The effects of six cooking styles, including boiling, steaming, microwaving, grilling, pan-frying and deep-frying, on the lipid oxidation and fatty acid composition of grass carp (Ctenopharyngodon idellus) fillets were investigated. All treatments reduced the moisture contents and increased the relative ratio of protein. Compared with raw samples, the proportions of polar lipid fractions of all samples were increased, while free amino acid contents were significantly decreased.

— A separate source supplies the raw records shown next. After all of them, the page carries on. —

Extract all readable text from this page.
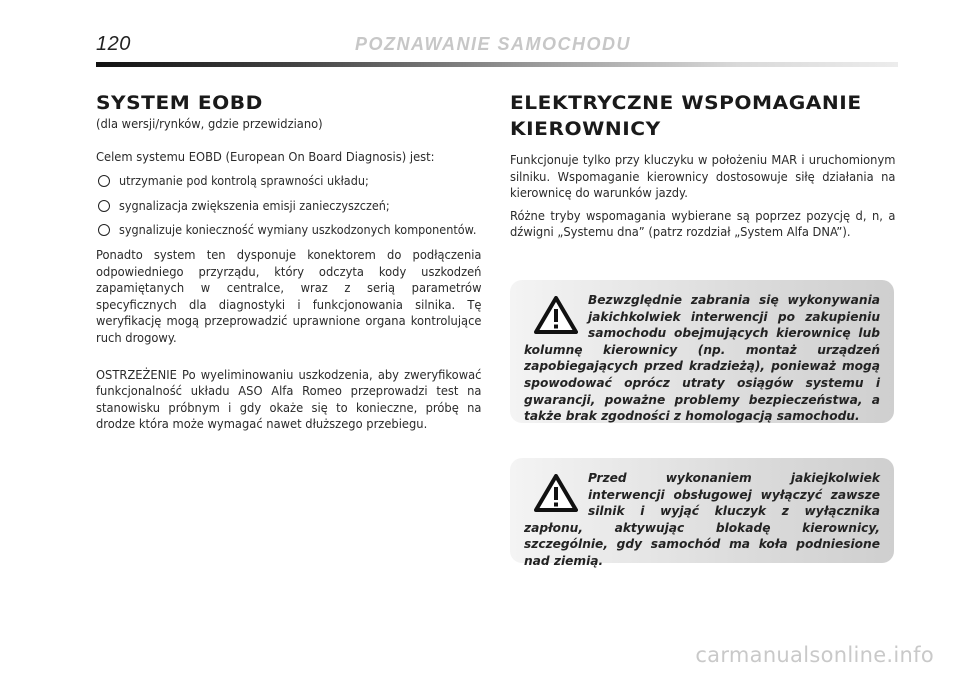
120	POZNAWANIE SAMOCHODU
SYSTEM EOBD

(dla wersji/rynków, gdzie przewidziano)

Celem systemu EOBD (European On Board Diagnosis) jest:

utrzymanie pod kontrolą sprawności układu;
sygnalizacja zwiększenia emisji zanieczyszczeń;
sygnalizuje konieczność wymiany uszkodzonych komponentów.

Ponadto system ten dysponuje konektorem do podłączenia odpowiedniego przyrządu, który odczyta kody uszkodzeń zapamiętanych w centralce, wraz z serią parametrów specyficznych dla diagnostyki i funkcjonowania silnika. Tę weryfikację mogą przeprowadzić uprawnione organa kontrolujące ruch drogowy.

OSTRZEŻENIE Po wyeliminowaniu uszkodzenia, aby zweryfikować funkcjonalność układu ASO Alfa Romeo przeprowadzi test na stanowisku próbnym i gdy okaże się to konieczne, próbę na drodze która może wymagać nawet dłuższego przebiegu.

ELEKTRYCZNE WSPOMAGANIE
KIEROWNICY

Funkcjonuje tylko przy kluczyku w położeniu MAR i uruchomionym silniku. Wspomaganie kierownicy dostosowuje siłę działania na kierownicę do warunków jazdy.

Różne tryby wspomagania wybierane są poprzez pozycję d, n, a dźwigni „Systemu dna” (patrz rozdział „System Alfa DNA”).

Bezwzględnie zabrania się wykonywania jakichkolwiek interwencji po zakupieniu samochodu obejmujących kierownicę lub kolumnę kierownicy (np. montaż urządzeń zapobiegających przed kradzieżą), ponieważ mogą spowodować oprócz utraty osiągów systemu i gwarancji, poważne problemy bezpieczeństwa, a także brak zgodności z homologacją samochodu.

Przed wykonaniem jakiejkolwiek interwencji obsługowej wyłączyć zawsze silnik i wyjąć kluczyk z wyłącznika zapłonu, aktywując blokadę kierownicy, szczególnie, gdy samochód ma koła podniesione nad ziemią.

carmanualsonline.info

Peroxide values decreased during pan-frying and deep-frying, but remained constant in the samples subjected to the other four cooking methods. Microwave baking and grilling increased the p-anisidine values and resulted in higher lipid oxidative extents. Boiling, steaming, microwave baking and grilling did not affect the fatty acid composition. Pan-frying and deep-frying increased the general polyunsaturated fatty acid content and decreased the n–3/n–6 ratio, especially for the deep-frying cooking method.


Fish consumption has been linked to health benefits such as reduced risk of coronary heart disease. This is largely attributed to the lipid, cholesterol, fatty acid composition and the polyunsaturated fatty acids present in fish oils. The ω–3 : ω–6 and polyunsaturated fatty acid/saturated fatty acid ratios are considered to be useful criteria for comparing relative nutritional and oxidation values of fish oils. This study was therefore conducted to determine the influence of different cooking styles on the lipid oxidation of grass carp. These features and information are very important to the food health industry because they could be potential guidelines for the clinical, community, foodservice and research dieticians to recommend the proper cooking methods to get better health effects. It is also useful for academic studies on food composition and nutrition.